The good news—if that phrase may be applied to something as revolting as a multi-million gallon sewage spill—is that our town’s beaches reopened early Monday afternoon., Jan. 3. The spill originated inland and closed beaches in two counties.
State Sen. Tom Umberg told the Sun that the pipe that caused the spill had been scheduled to be replaced in 2022.
“We have an infrastructure crisis right now in California,” he said.
He also said the state has a budget surplus right now. According to Umberg, the sewage spill is an excellent example of putting money into infrastructure when you have it.
According to Umberg, the state Senate is looking to what they can do about preventing sewage spills.
On Monday, Seal Beach Marine Safety Chief Joe Bailey phoned the Sun around 1:32 p.m., and said the Lifeguards were taking down the closure signs as he spoke. About 20 minutes earlier, the Orange County Health Care Agency had contacted city officials with good news. “Apparently the tests came back clean,” Bailey said.
Bailey said the city normally advises the public not to swim in the ocean for 72 hours after a rain, because of the trash that comes down the river as a result. And Health Care Agency tests normally take 24 hours to come back.
“So this is great news for us,” Bailey said, referring to the reopening of the beaches.
Seal Beach residents initially got the word from a Seal Beach Police Department Nixle alert around 1:35 p.m., Friday, Dec. 31. “Seal Beach beaches are closed as a result of a sewage spill,” the message said.
The sewage spill originated in Los Angeles County. Los Angeles County Supervisor Janice Hahn has called for an investigation into the spill. According to Seal Beach District One Councilman/Mayor Joe Kalmick, the sewage spill originated in the inland city of Carson.
According to the internet, it is a 15-minute trip from Carson to the Port of LA.
From Carson, the sewage flowed into the Dominguez Channel and then went into the river—making an unpleasant mess for beach communities in both LA and Orange counties.
During a Friday, Dec. 31, afternoon phone interview, Kalmick said that while people were not allowed in the water off Seal Beach, the public could go onto the sand. He said Lifeguards contacted about 20 people to get them out of the water.
The volume of the reported spill kept climbing as reports first came in.
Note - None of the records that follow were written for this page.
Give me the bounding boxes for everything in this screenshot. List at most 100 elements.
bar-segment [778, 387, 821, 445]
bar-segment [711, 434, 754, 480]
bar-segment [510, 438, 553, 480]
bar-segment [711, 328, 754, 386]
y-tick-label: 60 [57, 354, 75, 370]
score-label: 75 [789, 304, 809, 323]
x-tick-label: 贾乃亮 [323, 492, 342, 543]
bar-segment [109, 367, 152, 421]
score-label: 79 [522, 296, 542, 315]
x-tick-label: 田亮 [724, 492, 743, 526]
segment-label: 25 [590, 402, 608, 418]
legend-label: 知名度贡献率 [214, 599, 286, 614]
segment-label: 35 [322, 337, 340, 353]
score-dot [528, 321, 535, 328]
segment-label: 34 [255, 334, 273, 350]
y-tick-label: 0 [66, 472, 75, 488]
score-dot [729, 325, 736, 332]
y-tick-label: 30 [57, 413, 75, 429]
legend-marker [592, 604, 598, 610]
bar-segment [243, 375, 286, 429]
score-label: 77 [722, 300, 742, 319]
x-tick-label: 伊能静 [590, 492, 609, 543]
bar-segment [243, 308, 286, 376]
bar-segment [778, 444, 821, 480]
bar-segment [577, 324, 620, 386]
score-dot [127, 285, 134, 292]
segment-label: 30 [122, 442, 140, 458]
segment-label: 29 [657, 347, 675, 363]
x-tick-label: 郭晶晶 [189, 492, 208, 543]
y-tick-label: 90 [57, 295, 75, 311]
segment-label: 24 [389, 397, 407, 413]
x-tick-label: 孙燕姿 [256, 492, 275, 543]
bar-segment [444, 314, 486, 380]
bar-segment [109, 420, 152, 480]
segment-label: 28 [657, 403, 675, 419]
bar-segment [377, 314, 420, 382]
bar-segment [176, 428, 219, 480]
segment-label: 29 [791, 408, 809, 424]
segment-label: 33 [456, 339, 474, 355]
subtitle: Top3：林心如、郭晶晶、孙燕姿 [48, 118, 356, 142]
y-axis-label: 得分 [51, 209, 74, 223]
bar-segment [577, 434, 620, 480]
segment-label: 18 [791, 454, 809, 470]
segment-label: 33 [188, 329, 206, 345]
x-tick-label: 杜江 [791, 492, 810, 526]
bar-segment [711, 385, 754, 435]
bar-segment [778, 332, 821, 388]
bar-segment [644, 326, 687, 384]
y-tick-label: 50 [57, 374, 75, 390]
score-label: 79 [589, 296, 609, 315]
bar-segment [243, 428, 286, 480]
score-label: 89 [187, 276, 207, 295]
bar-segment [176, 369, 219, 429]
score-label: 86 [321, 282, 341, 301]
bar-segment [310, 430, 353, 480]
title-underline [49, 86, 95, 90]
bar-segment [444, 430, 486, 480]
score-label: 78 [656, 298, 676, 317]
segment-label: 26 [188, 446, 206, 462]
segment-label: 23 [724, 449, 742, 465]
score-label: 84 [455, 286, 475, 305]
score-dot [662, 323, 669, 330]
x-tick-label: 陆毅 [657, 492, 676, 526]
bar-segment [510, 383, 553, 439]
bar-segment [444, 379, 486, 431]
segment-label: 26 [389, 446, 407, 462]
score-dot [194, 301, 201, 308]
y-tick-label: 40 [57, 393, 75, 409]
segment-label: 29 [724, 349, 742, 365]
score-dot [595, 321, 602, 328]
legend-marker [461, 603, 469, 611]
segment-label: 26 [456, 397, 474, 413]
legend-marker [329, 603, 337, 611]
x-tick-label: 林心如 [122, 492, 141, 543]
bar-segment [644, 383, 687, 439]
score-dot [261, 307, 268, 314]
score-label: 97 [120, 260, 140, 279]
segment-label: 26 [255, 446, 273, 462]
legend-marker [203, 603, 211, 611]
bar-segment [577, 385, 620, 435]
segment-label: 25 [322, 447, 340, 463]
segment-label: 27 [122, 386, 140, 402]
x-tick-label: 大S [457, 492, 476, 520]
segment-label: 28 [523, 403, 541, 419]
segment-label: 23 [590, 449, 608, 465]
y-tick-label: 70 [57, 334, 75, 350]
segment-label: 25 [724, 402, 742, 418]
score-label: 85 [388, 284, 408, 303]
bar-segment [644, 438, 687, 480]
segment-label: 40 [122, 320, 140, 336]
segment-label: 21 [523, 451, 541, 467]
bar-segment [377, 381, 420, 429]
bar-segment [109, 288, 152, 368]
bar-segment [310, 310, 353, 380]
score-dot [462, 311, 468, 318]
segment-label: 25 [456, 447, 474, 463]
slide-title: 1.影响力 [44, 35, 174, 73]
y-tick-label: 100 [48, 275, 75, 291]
As of 2:18 p.m., last Friday, Supervisor Hahn’s office put its volume between 6 and 7 million gallons.
Fortunately, Seal Beach didn’t need authorization from the state government to close the beaches for the emergency. “So they don’t need the Coastal Commission’s authorization,” wrote Noaki Schwartz, public information officer for the CCC.
“These closures are done under the authority of the County Environmental/Public Health agency,” Schwartz wrote.
Sen. Umberg said there was a role for the Coastal Commission to play in preventing sewage spills. He said the question is, what role can they play in infrastructure repairs and replacement that doesn’t require years of permitting.
The California Water Resources Boards have a program to address sewage spills. “As far as preventing these spills, the Water Boards regulate the amount of waste that can be discharged, require permits that lists those standards, impose fines and other penalties when unauthorized discharges exceed those limits,” wrote Ailene Voisin, public information officer for the Water Boards, in a Jan. 3 email.
What about financial assistance for cities affected by the spill?
“We had the Clean Beaches Initiative Grant Program for many years, but the funding for that program is essentially exhausted,” Voisin wrote.
The remaining funds were rolled into the Stormwater Grant Program. You can find out more about the SWGP at Financial Assistance Programs – Grants and Loans – CLEAN BEACHES INITIATIVE GRANT PROGRAM | California State Water Resources Control Board,” Voisin wrote.
“The CBI program provided grants for projects that prevent spills, such as the incident in Orange Co., or projects that eliminate other sources of beach water pollution; CBI grants weren’t for responding to spills. That would be the responsibility of the County or the party that caused the spill,” Voisin wrote.
“We do have Clean Water SRF funds that can fix sewer problems. If the spill was the result if inadequate or structurally deficient sewer line that needed to be replaced or repaired, we could provide CWSRF loan funding. If the spill was caused by inadequate cleaning that caused the line to backup, then that’s the sewer district’s responsibility,” Voisin wrote.